Aug 30 01:19:42 tpm302 cta-taped: LVL="INFO" PID="17727" TID="17727" MSG="In signal handler, received SIGCHLD and propagations to other handlers" signal="Child exited" senderPID=
"1488" senderUID="0"
Aug 30 01:19:42 tpm302 cta-taped: LVL="INFO" PID="17727" TID="17727" MSG="Handler received SIGCHILD. Propagating to all handlers." SubprocessName="signalHandler"
Aug 30 01:19:42 tpm302 cta-taped: LVL="INFO" PID="17727" TID="17727" MSG="Propagated SIGCHILD." SubprocessName="signalHandler"
Aug 30 01:19:42 tpm302 cta-taped: LVL="INFO" PID="17727" TID="17727" MSG="Propagated SIGCHILD." SubprocessName="drive:rz3-2,3,2"
Aug 30 01:19:42 tpm302 cta-taped: LVL="INFO" PID="17727" TID="17727" MSG="Propagated SIGCHILD." SubprocessName="drive:rz3-2,3,4"
Aug 30 01:19:42 tpm302 cta-taped: LVL="INFO" PID="17727" TID="17727" MSG="Propagated SIGCHILD." SubprocessName="drive:rz3-2,4,3"
Aug 30 01:19:42 tpm302 cta-taped: LVL="INFO" PID="17727" TID="17727" MSG="Drive subprocess crashed. Will spawn a new one." tapeDrive="rz3-2,4,4" pid="1488" IfSignaled="1" TermSig
nal="9" CoreDump="0"
Aug 30 01:19:42 tpm302 cta-taped: LVL="INFO" PID="17727" TID="17727" MSG="Tape session finished" tapeVid="L09229" mountType="ArchiveForUser" mountId="12" volReqId="12" tapeDrive=
"rz3-2,4,4" vendor="HPE" vo="xfel" mediaType="LTO9" tapePool="FXE-2023" logicalLibrary="ctaltolib-rz3-1" capacityInBytes="18000000000000" wasTapeMounted="1" mountTime="16.219651"
positionTime="93.672077" waitInstructionsTime="1.191164" waitFreeMemoryTime="0.000000" waitDataTime="3234.891367" waitReportingTime="0.027062" checksumingTime="410.242432" readW
riteTime="2382.950788" flushTime="63.009445" unloadTime="0.000000" unmountTime="0.000000" encryptionControlTime="0.002331" transferTime="6092.312258" totalTime="7100.169509" deli
veryTime="7100.169509" drainingTime="0.000000" dataVolume="1214453072268" filesCount="646" headerVolume="310080" payloadTransferSpeedMBps="171.045645" driveTransferSpeedMBps="171
.045689" Error_sessionKilled="1" killSignal="9" status="failure"

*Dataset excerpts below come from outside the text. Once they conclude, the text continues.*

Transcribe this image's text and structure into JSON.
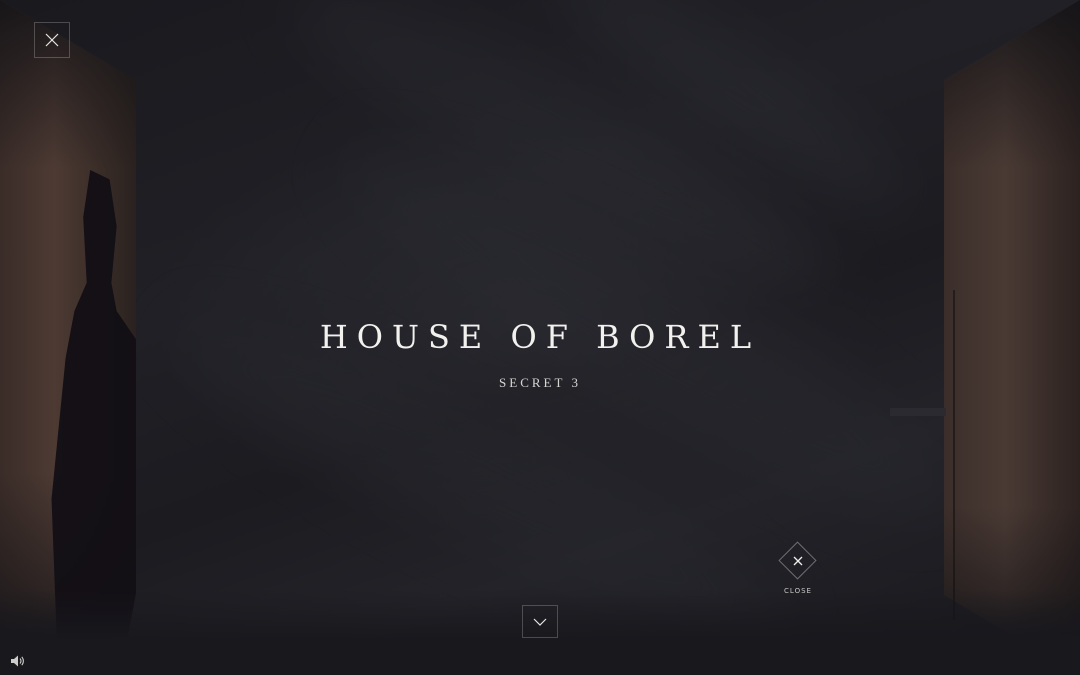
{
  "title": "HOUSE OF BOREL",
  "subtitle": "SECRET 3",
  "close_popup": {
    "label": "CLOSE",
    "icon": "close-icon"
  },
  "controls": {
    "top_close_icon": "close-icon",
    "scroll_down_icon": "chevron-down-icon",
    "sound_icon": "speaker-icon"
  },
  "colors": {
    "background": "#1c1c21",
    "text": "#f3f1ee",
    "panel": "#4a3a34"
  }
}
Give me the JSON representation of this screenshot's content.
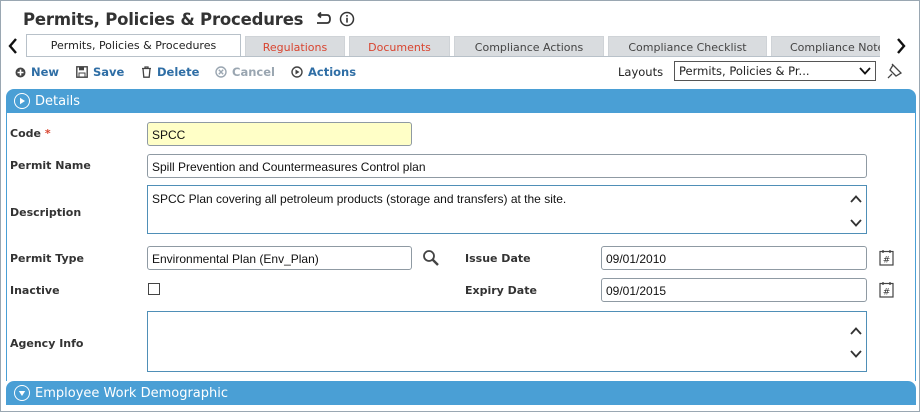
{
  "page": {
    "title": "Permits, Policies & Procedures"
  },
  "tabs": [
    {
      "label": "Permits, Policies & Procedures",
      "state": "active"
    },
    {
      "label": "Regulations",
      "state": "highlight"
    },
    {
      "label": "Documents",
      "state": "highlight"
    },
    {
      "label": "Compliance Actions",
      "state": "normal"
    },
    {
      "label": "Compliance Checklist",
      "state": "normal"
    },
    {
      "label": "Compliance Notes",
      "state": "normal"
    }
  ],
  "toolbar": {
    "new_label": "New",
    "save_label": "Save",
    "delete_label": "Delete",
    "cancel_label": "Cancel",
    "actions_label": "Actions",
    "layouts_label": "Layouts",
    "layouts_value": "Permits, Policies & Pr..."
  },
  "details": {
    "header": "Details",
    "code": {
      "label": "Code",
      "required_mark": "*",
      "value": "SPCC"
    },
    "permit_name": {
      "label": "Permit Name",
      "value": "Spill Prevention and Countermeasures Control plan"
    },
    "description": {
      "label": "Description",
      "value": "SPCC Plan covering all petroleum products (storage and transfers) at the site."
    },
    "permit_type": {
      "label": "Permit Type",
      "value": "Environmental Plan (Env_Plan)"
    },
    "issue_date": {
      "label": "Issue Date",
      "value": "09/01/2010"
    },
    "inactive": {
      "label": "Inactive",
      "checked": false
    },
    "expiry_date": {
      "label": "Expiry Date",
      "value": "09/01/2015"
    },
    "agency_info": {
      "label": "Agency Info",
      "value": ""
    }
  },
  "sections": {
    "employee_header": "Employee Work Demographic"
  },
  "colors": {
    "section_blue": "#4a9fd5",
    "link_blue": "#2f6ea5",
    "tab_red": "#d9442f",
    "code_field_bg": "#ffffc7"
  },
  "icons": [
    "back-arrow-icon",
    "info-icon",
    "chevron-left-icon",
    "chevron-right-icon",
    "plus-icon",
    "save-icon",
    "trash-icon",
    "cancel-icon",
    "actions-icon",
    "dropdown-icon",
    "pin-icon",
    "expand-icon",
    "search-icon",
    "calendar-icon",
    "scroll-up-icon",
    "scroll-down-icon"
  ]
}
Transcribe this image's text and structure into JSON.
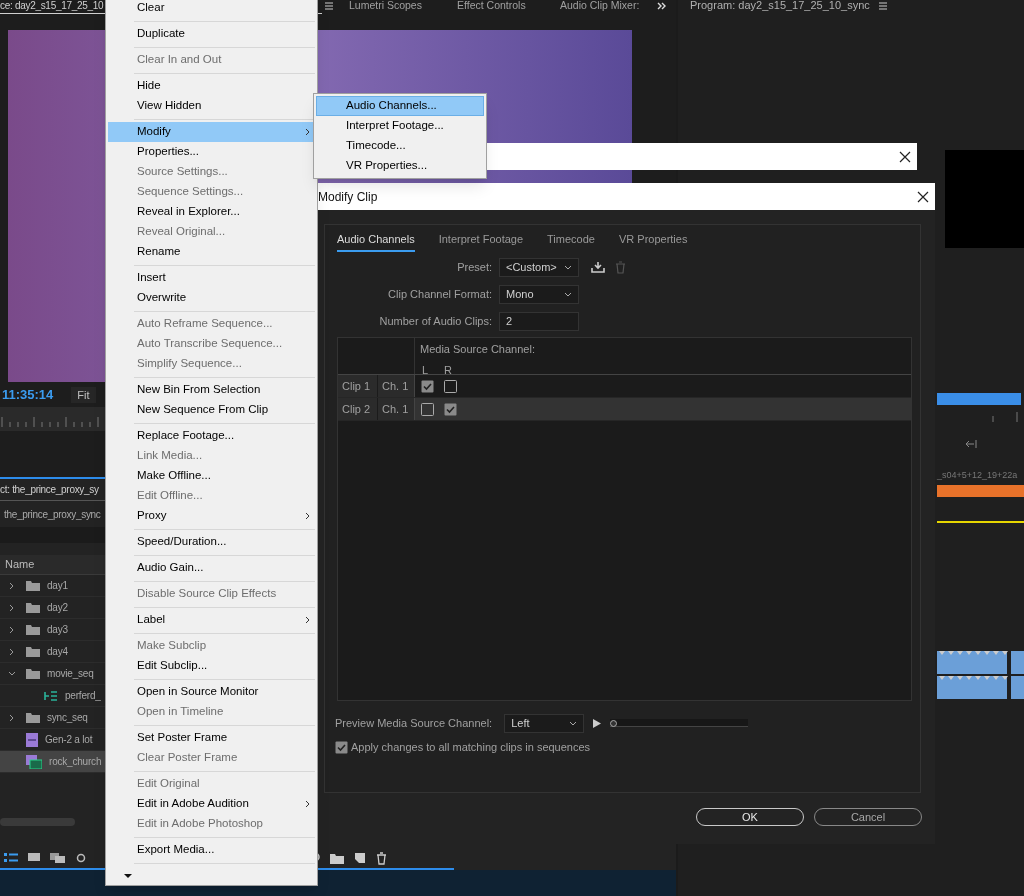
{
  "app": {
    "source_tab": {
      "label": "ce: day2_s15_17_25_10",
      "selected": true
    },
    "panel_tabs": [
      {
        "label": "Lumetri Scopes",
        "selected": false
      },
      {
        "label": "Effect Controls",
        "selected": false
      },
      {
        "label": "Audio Clip Mixer:",
        "selected": false
      }
    ],
    "program_tab": "Program: day2_s15_17_25_10_sync",
    "source_timecode": "11:35:14",
    "zoom": "Fit",
    "project_title": "ct: the_prince_proxy_sy",
    "project_path": "the_prince_proxy_sync",
    "name_column": "Name",
    "items": [
      {
        "kind": "folder",
        "label": "day1",
        "expanded": false,
        "selected": false
      },
      {
        "kind": "folder",
        "label": "day2",
        "expanded": false,
        "selected": false
      },
      {
        "kind": "folder",
        "label": "day3",
        "expanded": false,
        "selected": false
      },
      {
        "kind": "folder",
        "label": "day4",
        "expanded": false,
        "selected": false
      },
      {
        "kind": "folder",
        "label": "movie_seq",
        "expanded": true,
        "selected": false,
        "children": [
          {
            "kind": "sequence",
            "label": "perferd_",
            "selected": false
          }
        ]
      },
      {
        "kind": "folder",
        "label": "sync_seq",
        "expanded": false,
        "selected": false
      },
      {
        "kind": "clip",
        "label": "Gen-2 a lot",
        "selected": false
      },
      {
        "kind": "multicam",
        "label": "rock_church",
        "selected": true
      }
    ],
    "timeline_clip": "_s04+5+12_19+22a"
  },
  "context_menu": {
    "groups": [
      [
        {
          "label": "Clear",
          "disabled": false,
          "selected": false,
          "submenu": false
        }
      ],
      [
        {
          "label": "Duplicate",
          "disabled": false,
          "selected": false,
          "submenu": false
        }
      ],
      [
        {
          "label": "Clear In and Out",
          "disabled": true,
          "selected": false,
          "submenu": false
        }
      ],
      [
        {
          "label": "Hide",
          "disabled": false,
          "selected": false,
          "submenu": false
        },
        {
          "label": "View Hidden",
          "disabled": false,
          "selected": false,
          "submenu": false
        }
      ],
      [
        {
          "label": "Modify",
          "disabled": false,
          "selected": true,
          "submenu": true
        },
        {
          "label": "Properties...",
          "disabled": false,
          "selected": false,
          "submenu": false
        },
        {
          "label": "Source Settings...",
          "disabled": true,
          "selected": false,
          "submenu": false
        },
        {
          "label": "Sequence Settings...",
          "disabled": true,
          "selected": false,
          "submenu": false
        },
        {
          "label": "Reveal in Explorer...",
          "disabled": false,
          "selected": false,
          "submenu": false
        },
        {
          "label": "Reveal Original...",
          "disabled": true,
          "selected": false,
          "submenu": false
        },
        {
          "label": "Rename",
          "disabled": false,
          "selected": false,
          "submenu": false
        }
      ],
      [
        {
          "label": "Insert",
          "disabled": false,
          "selected": false,
          "submenu": false
        },
        {
          "label": "Overwrite",
          "disabled": false,
          "selected": false,
          "submenu": false
        }
      ],
      [
        {
          "label": "Auto Reframe Sequence...",
          "disabled": true,
          "selected": false,
          "submenu": false
        },
        {
          "label": "Auto Transcribe Sequence...",
          "disabled": true,
          "selected": false,
          "submenu": false
        },
        {
          "label": "Simplify Sequence...",
          "disabled": true,
          "selected": false,
          "submenu": false
        }
      ],
      [
        {
          "label": "New Bin From Selection",
          "disabled": false,
          "selected": false,
          "submenu": false
        },
        {
          "label": "New Sequence From Clip",
          "disabled": false,
          "selected": false,
          "submenu": false
        }
      ],
      [
        {
          "label": "Replace Footage...",
          "disabled": false,
          "selected": false,
          "submenu": false
        },
        {
          "label": "Link Media...",
          "disabled": true,
          "selected": false,
          "submenu": false
        },
        {
          "label": "Make Offline...",
          "disabled": false,
          "selected": false,
          "submenu": false
        },
        {
          "label": "Edit Offline...",
          "disabled": true,
          "selected": false,
          "submenu": false
        },
        {
          "label": "Proxy",
          "disabled": false,
          "selected": false,
          "submenu": true
        }
      ],
      [
        {
          "label": "Speed/Duration...",
          "disabled": false,
          "selected": false,
          "submenu": false
        }
      ],
      [
        {
          "label": "Audio Gain...",
          "disabled": false,
          "selected": false,
          "submenu": false
        }
      ],
      [
        {
          "label": "Disable Source Clip Effects",
          "disabled": true,
          "selected": false,
          "submenu": false
        }
      ],
      [
        {
          "label": "Label",
          "disabled": false,
          "selected": false,
          "submenu": true
        }
      ],
      [
        {
          "label": "Make Subclip",
          "disabled": true,
          "selected": false,
          "submenu": false
        },
        {
          "label": "Edit Subclip...",
          "disabled": false,
          "selected": false,
          "submenu": false
        }
      ],
      [
        {
          "label": "Open in Source Monitor",
          "disabled": false,
          "selected": false,
          "submenu": false
        },
        {
          "label": "Open in Timeline",
          "disabled": true,
          "selected": false,
          "submenu": false
        }
      ],
      [
        {
          "label": "Set Poster Frame",
          "disabled": false,
          "selected": false,
          "submenu": false
        },
        {
          "label": "Clear Poster Frame",
          "disabled": true,
          "selected": false,
          "submenu": false
        }
      ],
      [
        {
          "label": "Edit Original",
          "disabled": true,
          "selected": false,
          "submenu": false
        },
        {
          "label": "Edit in Adobe Audition",
          "disabled": false,
          "selected": false,
          "submenu": true
        },
        {
          "label": "Edit in Adobe Photoshop",
          "disabled": true,
          "selected": false,
          "submenu": false
        }
      ],
      [
        {
          "label": "Export Media...",
          "disabled": false,
          "selected": false,
          "submenu": false
        }
      ]
    ]
  },
  "submenu": {
    "items": [
      {
        "label": "Audio Channels...",
        "selected": true
      },
      {
        "label": "Interpret Footage...",
        "selected": false
      },
      {
        "label": "Timecode...",
        "selected": false
      },
      {
        "label": "VR Properties...",
        "selected": false
      }
    ]
  },
  "dialog": {
    "title": "Modify Clip",
    "tabs": [
      {
        "label": "Audio Channels",
        "selected": true
      },
      {
        "label": "Interpret Footage",
        "selected": false
      },
      {
        "label": "Timecode",
        "selected": false
      },
      {
        "label": "VR Properties",
        "selected": false
      }
    ],
    "preset": {
      "label": "Preset:",
      "value": "<Custom>"
    },
    "format": {
      "label": "Clip Channel Format:",
      "value": "Mono"
    },
    "clips": {
      "label": "Number of Audio Clips:",
      "value": "2"
    },
    "table": {
      "header": "Media Source Channel:",
      "columns": [
        "L",
        "R"
      ],
      "rows": [
        {
          "clip": "Clip 1",
          "channel": "Ch. 1",
          "selected": false,
          "checks": [
            true,
            false
          ]
        },
        {
          "clip": "Clip 2",
          "channel": "Ch. 1",
          "selected": true,
          "checks": [
            false,
            true
          ]
        }
      ]
    },
    "preview": {
      "label": "Preview Media Source Channel:",
      "value": "Left",
      "level": 0
    },
    "apply": {
      "label": "Apply changes to all matching clips in sequences",
      "checked": true
    },
    "buttons": [
      "OK",
      "Cancel"
    ]
  }
}
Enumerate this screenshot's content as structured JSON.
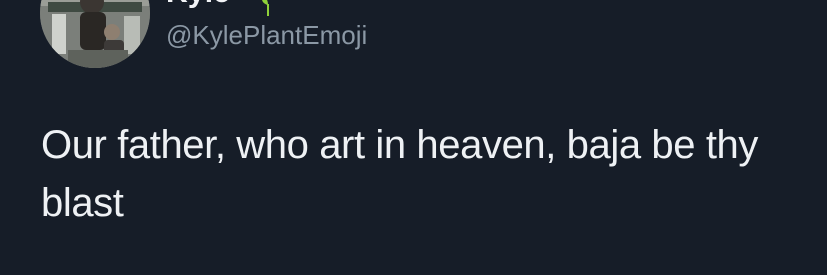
{
  "tweet": {
    "author": {
      "display_name": "Kyle",
      "display_name_emoji": "plant-emoji",
      "handle": "@KylePlantEmoji",
      "avatar_icon": "avatar-photo"
    },
    "text": "Our father, who art in heaven, baja be thy blast"
  },
  "colors": {
    "background": "#161d28",
    "text_primary": "#eef1f4",
    "text_secondary": "#8b98a5",
    "emoji_green": "#8fd13a"
  }
}
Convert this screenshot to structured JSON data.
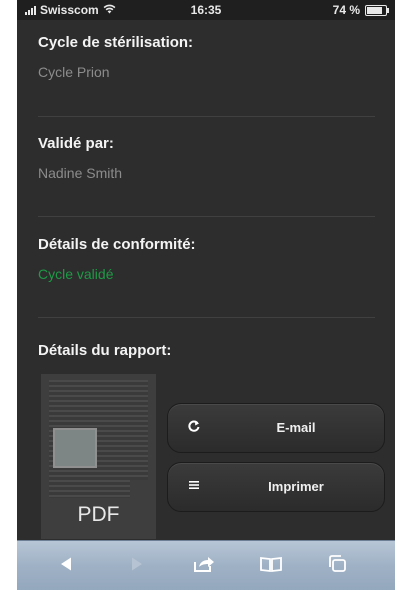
{
  "status_bar": {
    "carrier": "Swisscom",
    "time": "16:35",
    "battery": "74 %",
    "battery_level": 0.74
  },
  "sections": [
    {
      "label": "Cycle de stérilisation:",
      "value": "Cycle Prion"
    },
    {
      "label": "Validé par:",
      "value": "Nadine Smith"
    },
    {
      "label": "Détails de conformité:",
      "value": "Cycle validé"
    },
    {
      "label": "Détails du rapport:"
    }
  ],
  "report": {
    "thumbnail_label": "PDF",
    "buttons": [
      {
        "label": "E-mail",
        "icon": "refresh-arrow-icon"
      },
      {
        "label": "Imprimer",
        "icon": "list-icon"
      }
    ]
  },
  "toolbar": {
    "items": [
      "back-arrow-icon",
      "forward-arrow-icon",
      "share-icon",
      "bookmarks-icon",
      "tabs-icon"
    ]
  },
  "colors": {
    "background": "#2d2d2d",
    "label": "#f4f4f4",
    "value": "#8c8c8c",
    "success": "#1e9a46",
    "toolbar": "#9fb1c5"
  }
}
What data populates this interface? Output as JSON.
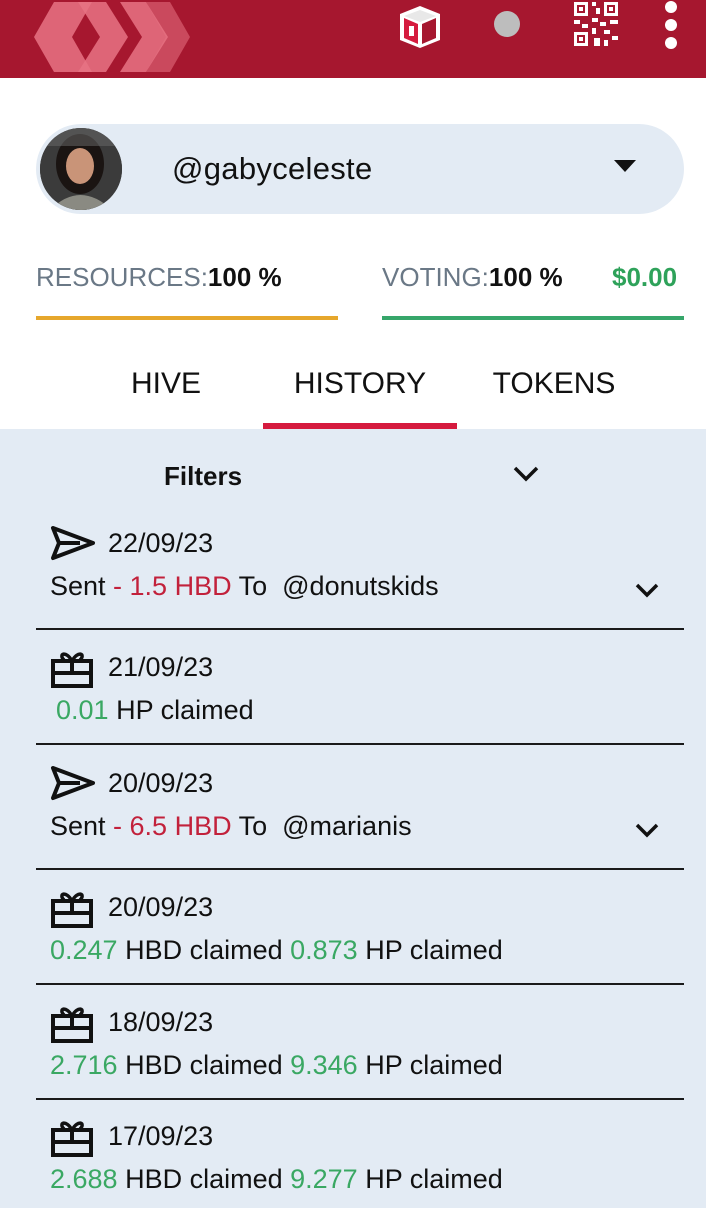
{
  "header": {
    "icons": [
      "hive-logo-icon",
      "keychain-icon",
      "status-dot-icon",
      "qr-code-icon",
      "more-vert-icon"
    ]
  },
  "account": {
    "username": "@gabyceleste"
  },
  "resources": {
    "resources_label": "RESOURCES:",
    "resources_value": "100 %",
    "voting_label": "VOTING:",
    "voting_value": "100 %",
    "vote_value_usd": "$0.00",
    "resources_level": 1.0,
    "voting_level": 1.0
  },
  "tabs": [
    {
      "label": "HIVE",
      "active": false
    },
    {
      "label": "HISTORY",
      "active": true
    },
    {
      "label": "TOKENS",
      "active": false
    }
  ],
  "filters": {
    "label": "Filters"
  },
  "history": [
    {
      "type": "transfer",
      "icon": "send-icon",
      "date": "22/09/23",
      "prefix": "Sent ",
      "amount": "- 1.5 HBD",
      "middle": " To  ",
      "target": "@donutskids"
    },
    {
      "type": "claim",
      "icon": "gift-icon",
      "date": "21/09/23",
      "hp_amount": "0.01",
      "hp_text": " HP claimed"
    },
    {
      "type": "transfer",
      "icon": "send-icon",
      "date": "20/09/23",
      "prefix": "Sent ",
      "amount": "- 6.5 HBD",
      "middle": " To  ",
      "target": "@marianis"
    },
    {
      "type": "claim2",
      "icon": "gift-icon",
      "date": "20/09/23",
      "hbd_amount": "0.247",
      "hbd_text": " HBD claimed ",
      "hp_amount": "0.873",
      "hp_text": " HP claimed"
    },
    {
      "type": "claim2",
      "icon": "gift-icon",
      "date": "18/09/23",
      "hbd_amount": "2.716",
      "hbd_text": " HBD claimed ",
      "hp_amount": "9.346",
      "hp_text": " HP claimed"
    },
    {
      "type": "claim2",
      "icon": "gift-icon",
      "date": "17/09/23",
      "hbd_amount": "2.688",
      "hbd_text": " HBD claimed ",
      "hp_amount": "9.277",
      "hp_text": " HP claimed"
    }
  ],
  "colors": {
    "header_bg": "#a6172f",
    "tab_indicator": "#d51b3e",
    "resources_bar": "#e6a72c",
    "voting_bar": "#36a66a",
    "negative": "#c2213b",
    "positive": "#3aa863",
    "panel_bg": "#e3ebf4"
  }
}
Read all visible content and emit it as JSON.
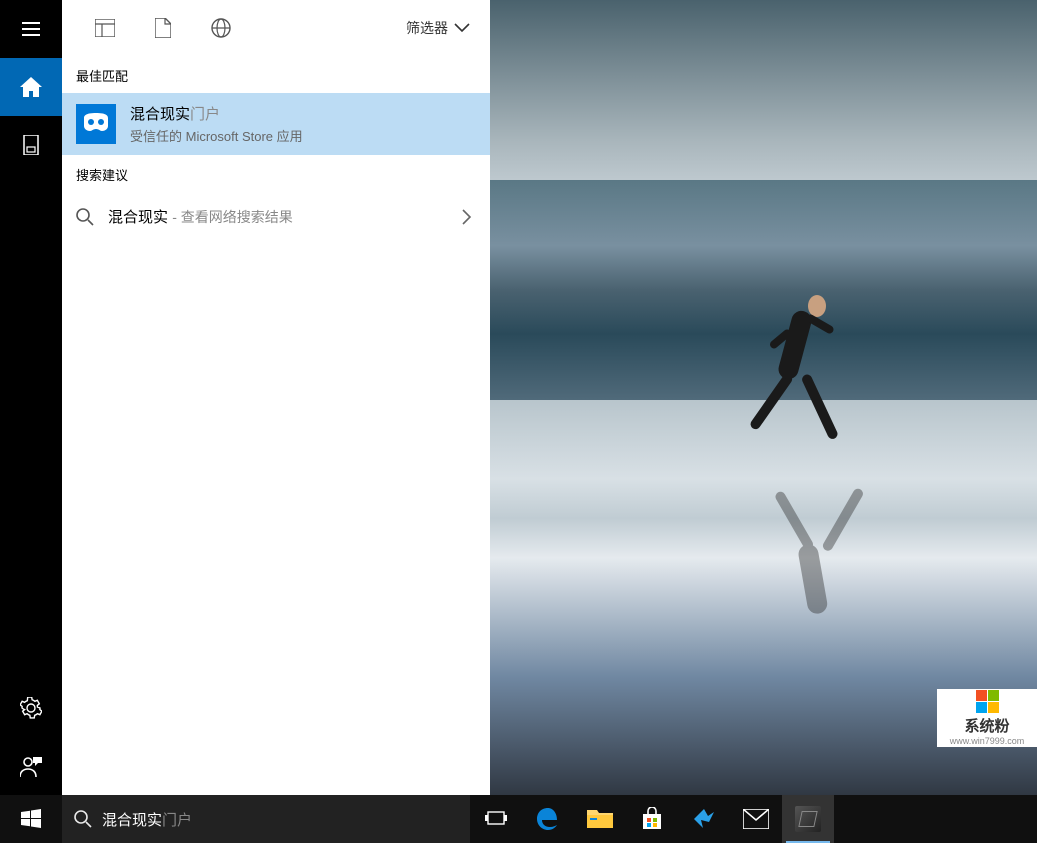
{
  "cortana": {
    "top": {
      "filter_label": "筛选器",
      "icons": [
        "apps-icon",
        "document-icon",
        "web-icon"
      ]
    },
    "sections": {
      "best_match": "最佳匹配",
      "suggestions": "搜索建议"
    },
    "best_result": {
      "title_match": "混合现实",
      "title_suffix": "门户",
      "subtitle": "受信任的 Microsoft Store 应用",
      "icon": "mixed-reality-portal-icon"
    },
    "suggestion": {
      "text": "混合现实",
      "extra": "查看网络搜索结果"
    },
    "rail": {
      "items": [
        "menu",
        "home",
        "notebook"
      ],
      "bottom_items": [
        "settings",
        "feedback"
      ]
    }
  },
  "search": {
    "typed": "混合现实",
    "completion": "门户"
  },
  "taskbar": {
    "pinned": [
      "task-view",
      "edge",
      "file-explorer",
      "store",
      "thunder",
      "mail"
    ],
    "tray": [
      "graphics-app"
    ]
  },
  "watermark": {
    "text": "系统粉",
    "url": "www.win7999.com"
  },
  "colors": {
    "accent": "#0168b4",
    "selection": "#bcdcf4",
    "taskbar": "#101010"
  }
}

Aug 30 01:19:42 tpm302 cta-taped: LVL="INFO" PID="17727" TID="17727" MSG="Propagated SIGCHILD." SubprocessName="drive:rz3-2,4,4"
Aug 30 01:19:42 tpm302 cta-taped: LVL="INFO" PID="17727" TID="17727" MSG="Propagated SIGCHILD." SubprocessName="maintenanceHandler"
Aug 30 01:19:42 tpm302 cta-taped: LVL="INFO" PID="17727" TID="17727" MSG="Subprocess handler requested forking" SubprocessName="drive:rz3-2,4,4"
Aug 30 01:19:42 tpm302 cta-taped: LVL="INFO" PID="17727" TID="17727" MSG="Subprocess handler will fork" SubprocessName="drive:rz3-2,4,4"
Aug 30 01:19:42 tpm302 cta-taped: LVL="INFO" PID="24530" TID="24530" MSG="In child process. Running child." SubprocessName="drive:rz3-2,4,4"
Sometimes a successful transfer session finishes and jobs are queued to be reported but the drive will only be released after restarting another tape server which then does the reporting job. All tape serves have been configured to report.
We have only observed this recently as we’ve recently moved XFEL to CTA. So perhaps too many requests or how dCache is interacting with CTA. Restarting the dCache frontend has also seen to release the drives and then queued reports are reported. Tigran has opened an issue on the same.